Building HMMs for Transposon Termini¶

This tutorial walks you through using tirmite seed to construct profile Hidden Markov Models (pHMMs) from seed sequences, which you then use for genome-wide transposon discovery.

Overview¶

tirmite seed automates the following workflow:

flowchart TD
    A[Seed sequence\nor existing HMM] --> B{Provide genome\nor BLAST DB?}
    B -->|Yes| C[Run BLAST against\ngenome / DB]
    B -->|No| D[Use pre-calculated\nBLAST hits]
    C --> E[Filter BLAST hits\nby quality]
    D --> E
    E --> F[Extract matching\ngenomic sequences]
    F --> G[Run mafft\nmultiple alignment]
    G --> H[Build HMM with\nhmmbuild]
    H --> I[HMM file .hmm\nReady for nhmmer]

Symmetrical vs Asymmetrical Termini¶

Most DNA transposons have symmetrical termini — the same sequence feature (e.g. a TIR) appears at both ends, just on opposite strands.

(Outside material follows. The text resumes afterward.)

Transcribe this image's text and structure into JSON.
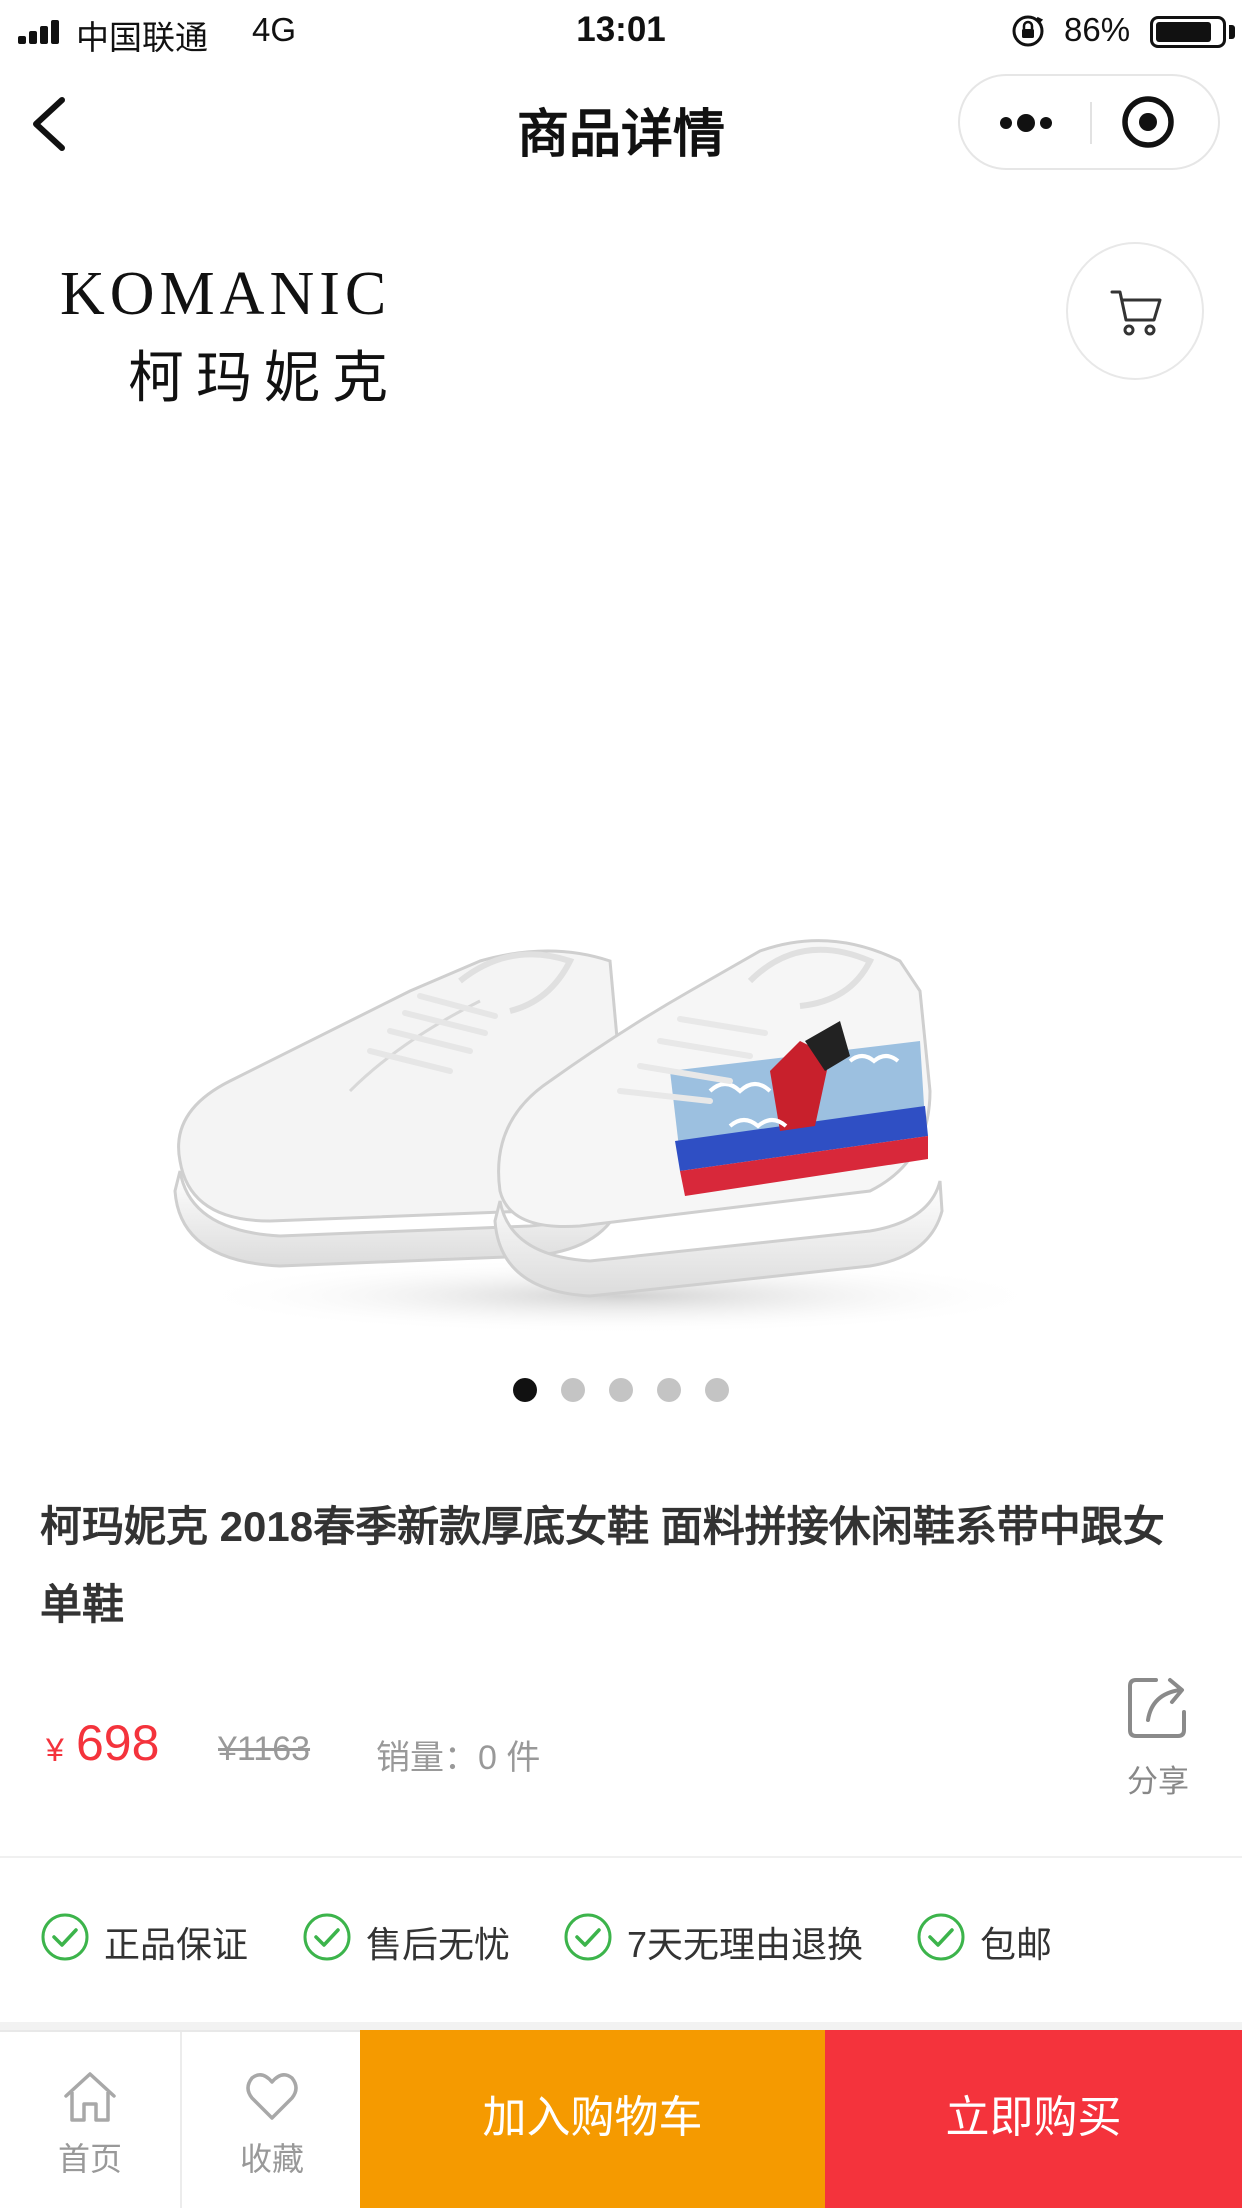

For these, you only need one seed sequence (or one HMM), and TIRmite pairs hits from the same model in forward and reverse orientation.

Some elements have asymmetrical termini — the left and right ends are conserved but distinct from one another (e.g. Helitrons, Helentrons, Starship elements). For these, you need separate seeds (and separate HMM models) for each end. You then tell TIRmite which left model pairs with which right model.

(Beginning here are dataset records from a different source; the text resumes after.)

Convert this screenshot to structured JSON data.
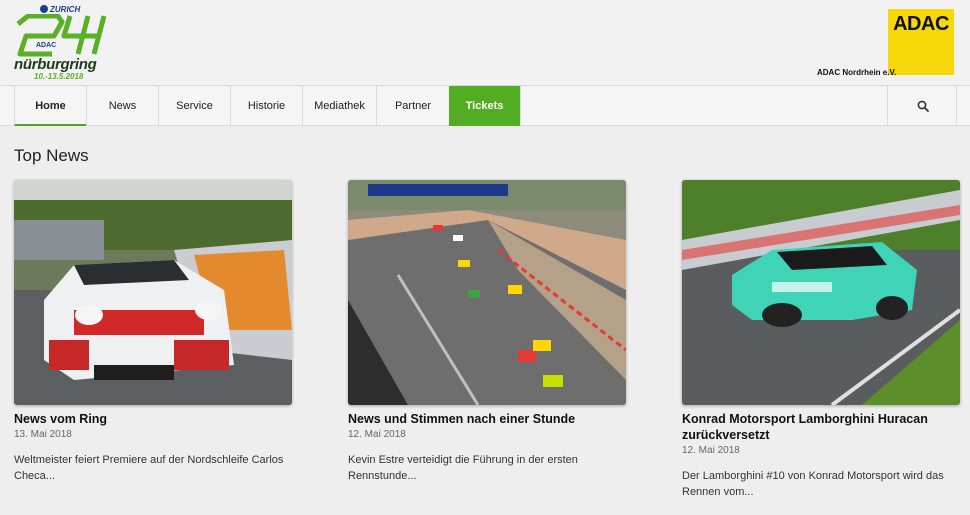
{
  "header": {
    "sponsor": "ZURICH",
    "event_name": "nürburgring",
    "event_dates": "10.-13.5.2018",
    "logo_small": "ADAC",
    "club_logo": "ADAC",
    "club_name": "ADAC Nordrhein e.V."
  },
  "nav": {
    "items": [
      {
        "label": "Home"
      },
      {
        "label": "News"
      },
      {
        "label": "Service"
      },
      {
        "label": "Historie"
      },
      {
        "label": "Mediathek"
      },
      {
        "label": "Partner"
      },
      {
        "label": "Tickets"
      }
    ],
    "search_icon": "search-icon"
  },
  "main": {
    "section_title": "Top News",
    "articles": [
      {
        "title": "News vom Ring",
        "date": "13. Mai 2018",
        "excerpt": "Weltmeister feiert Premiere auf der Nordschleife Carlos Checa..."
      },
      {
        "title": "News und Stimmen nach einer Stunde",
        "date": "12. Mai 2018",
        "excerpt": "Kevin Estre verteidigt die Führung in der ersten Rennstunde..."
      },
      {
        "title": "Konrad Motorsport Lamborghini Huracan zurückversetzt",
        "date": "12. Mai 2018",
        "excerpt": "Der Lamborghini #10 von Konrad Motorsport wird das Rennen vom..."
      }
    ]
  },
  "colors": {
    "brand_green": "#52ad22",
    "adac_yellow": "#f5d70a"
  }
}
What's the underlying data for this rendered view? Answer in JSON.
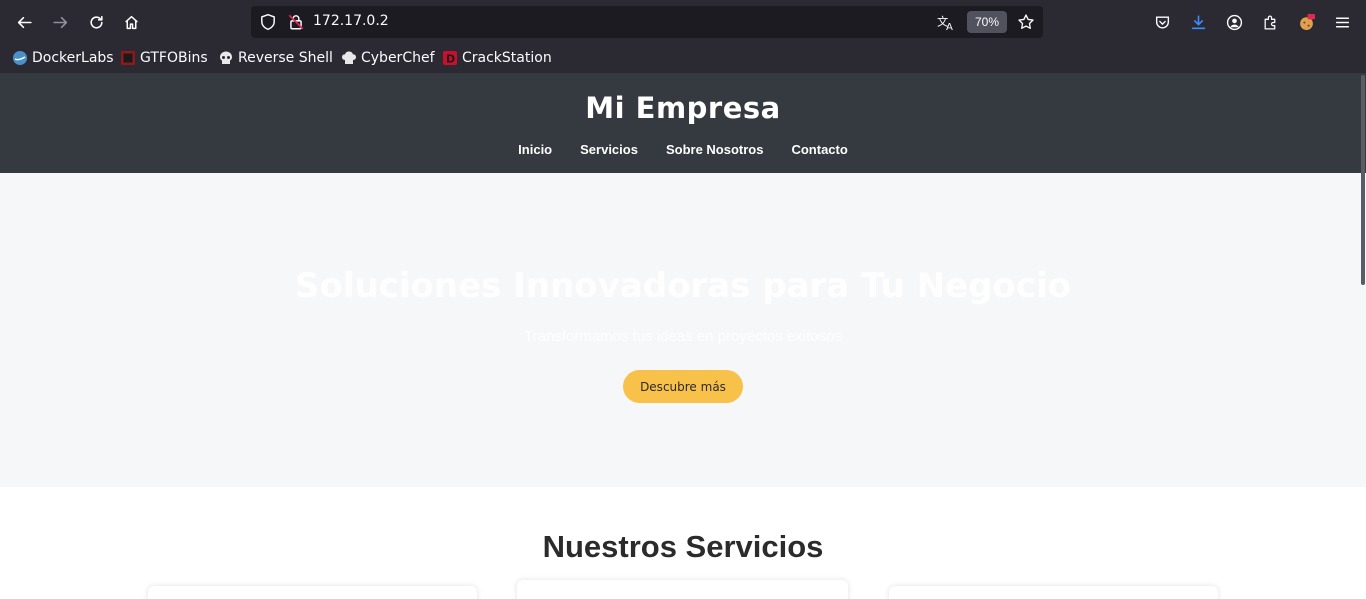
{
  "browser": {
    "url": "172.17.0.2",
    "zoom": "70%",
    "bookmarks": [
      {
        "label": "DockerLabs",
        "icon": "dockerlabs-icon"
      },
      {
        "label": "GTFOBins",
        "icon": "gtfobins-icon"
      },
      {
        "label": "Reverse Shell",
        "icon": "skull-icon"
      },
      {
        "label": "CyberChef",
        "icon": "chef-hat-icon"
      },
      {
        "label": "CrackStation",
        "icon": "crackstation-icon"
      }
    ]
  },
  "site": {
    "title": "Mi Empresa",
    "nav": [
      "Inicio",
      "Servicios",
      "Sobre Nosotros",
      "Contacto"
    ],
    "hero": {
      "title": "Soluciones Innovadoras para Tu Negocio",
      "subtitle": "Transformamos tus ideas en proyectos exitosos",
      "button": "Descubre más"
    },
    "services_title": "Nuestros Servicios"
  },
  "colors": {
    "chrome_bg": "#2b2a33",
    "header_bg": "#343a40",
    "hero_bg": "#f6f7f9",
    "accent": "#f8c14a"
  }
}
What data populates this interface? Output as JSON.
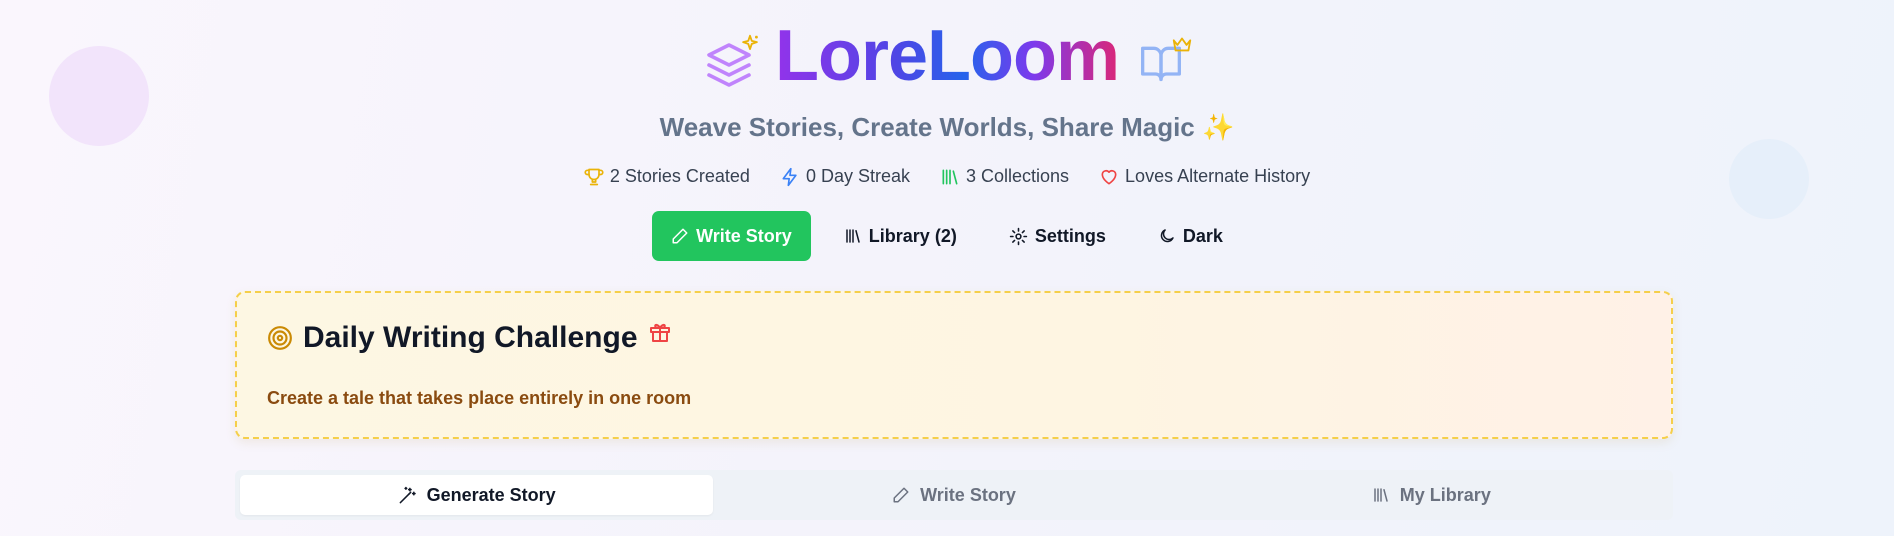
{
  "brand": {
    "title": "LoreLoom",
    "subtitle": "Weave Stories, Create Worlds, Share Magic ✨"
  },
  "stats": [
    {
      "icon": "trophy-icon",
      "label": "2 Stories Created"
    },
    {
      "icon": "lightning-icon",
      "label": "0 Day Streak"
    },
    {
      "icon": "library-icon",
      "label": "3 Collections"
    },
    {
      "icon": "heart-icon",
      "label": "Loves Alternate History"
    }
  ],
  "nav": {
    "write_story": "Write Story",
    "library": "Library (2)",
    "settings": "Settings",
    "dark": "Dark"
  },
  "challenge": {
    "title": "Daily Writing Challenge",
    "prompt": "Create a tale that takes place entirely in one room"
  },
  "tabs": [
    {
      "label": "Generate Story",
      "active": true
    },
    {
      "label": "Write Story",
      "active": false
    },
    {
      "label": "My Library",
      "active": false
    }
  ],
  "colors": {
    "primary_button": "#22c55e",
    "challenge_border": "#f5cf4a",
    "challenge_text": "#8a4b10",
    "trophy": "#eab308",
    "lightning": "#3b82f6",
    "library": "#22c55e",
    "heart": "#ef4444"
  }
}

Element type	Terminus type	Orientation pairing
TIR elements, MITEs	Symmetric TIR	`F,R` — same model
LTR retrotransposons	Symmetric LTR	`F,F` — same model
Helitrons, Starships	Asymmetric	`F,R` — left model + right model

Step 1: Identify Your Seed Sequences¶

Option A: Extract TIRs with tSplit (recommended)¶

If you have a draft TE model (e.g. from RepeatModeler or EDTA), use tSplit to extract terminal repeats:

# Extract TIRs from a sample element using BLASTn
# Minimum 40% identity, minimum 10 bp terminal length
tsplit TIR \
  -i TIR_element.fa \
  -d tsplit_results \
  --minid 0.4 \
  --method blastn \
  --minterm 10 \
  --splitmode external

This produces an oriented FASTA file where TIRs are presented 5′→3′ from the lefthand end.

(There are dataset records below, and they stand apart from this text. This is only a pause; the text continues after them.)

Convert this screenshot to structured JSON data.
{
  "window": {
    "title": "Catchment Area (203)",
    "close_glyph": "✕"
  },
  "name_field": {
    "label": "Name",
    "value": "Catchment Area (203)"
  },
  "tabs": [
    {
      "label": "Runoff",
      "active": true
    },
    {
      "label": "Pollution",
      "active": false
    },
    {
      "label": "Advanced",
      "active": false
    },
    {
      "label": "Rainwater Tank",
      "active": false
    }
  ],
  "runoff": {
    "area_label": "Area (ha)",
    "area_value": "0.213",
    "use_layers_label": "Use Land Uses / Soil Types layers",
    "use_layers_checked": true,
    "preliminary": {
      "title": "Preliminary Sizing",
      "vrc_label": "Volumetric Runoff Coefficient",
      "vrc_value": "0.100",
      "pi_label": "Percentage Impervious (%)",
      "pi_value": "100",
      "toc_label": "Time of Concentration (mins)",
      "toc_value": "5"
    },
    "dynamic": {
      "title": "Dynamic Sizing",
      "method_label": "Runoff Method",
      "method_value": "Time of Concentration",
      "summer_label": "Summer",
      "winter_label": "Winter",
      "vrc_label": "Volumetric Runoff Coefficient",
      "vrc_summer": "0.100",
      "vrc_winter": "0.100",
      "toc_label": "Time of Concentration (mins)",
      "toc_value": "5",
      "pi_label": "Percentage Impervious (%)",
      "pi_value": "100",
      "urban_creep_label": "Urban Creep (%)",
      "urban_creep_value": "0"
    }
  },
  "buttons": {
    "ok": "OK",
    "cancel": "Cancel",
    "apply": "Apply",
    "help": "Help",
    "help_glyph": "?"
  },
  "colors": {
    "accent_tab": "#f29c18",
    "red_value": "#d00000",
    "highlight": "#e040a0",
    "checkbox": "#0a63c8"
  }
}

TIR orientation convention

TIRs should always be oriented 5′→3′ with the lefthand TIR. For example, if both TIRs begin with "GA":

5′  GA>>>>>>>  ATGC  <<<<<<<TC  3′
3′  CT>>>>>>>>  TACG  <<<<<<<AG  5′

Option B: Manually provide seeds for asymmetrical elements¶

For Helitrons, Starships, or other elements with distinct left and right ends, provide separate FASTA files for each terminus:

# left_terminus.fa — sequences representing the 5′ end
# right_terminus.fa — sequences representing the 3′ end

Asymmetric seed orientation

For asymmetric elements, orient the left seed in the same direction as the element (5′ to 3′), and the right seed as it appears on the positive strand at the 3′ end of the element.

Step 2: Run `tirmite seed`¶

Basic usage — single seed, search a genome¶

GENOME="genome.fa"

tirmite seed \
  --left-seed tsplit_results/TIR_element_tsplit_output.fasta \
  --model-name MY_TIR \
  --outdir MY_TIR_HMM \
  --genome $GENOME \
  --max-gap 10 \
  --save-blast-hits \
  --threads 8

Key options:

Option	Description
`--left-seed`	FASTA file with seed sequence(s) for the left/symmetric terminus
`--right-seed`	FASTA file with seed sequence(s) for the right terminus (asymmetric only)
`--model-name`	Name for the output HMM model
`--genome`	Path to target genome FASTA (can specify multiple files)
`--outdir`	Output directory
`--max-gap`	Maximum allowed internal gap in BLAST hits
`--flank-size`	Add N bp of flanking sequence outside each hit (useful for checking truncation)
`--save-blast-hits`	Save the raw BLAST hits to file
`--threads`	Number of CPU threads for BLAST

Check flanking sequence

Set --flank-size 10 to add 10 bp flanks outside the TIR region. Conservation in the flank across many independent insertions may indicate your seed was truncated. Always inspect and adjust the seed as needed.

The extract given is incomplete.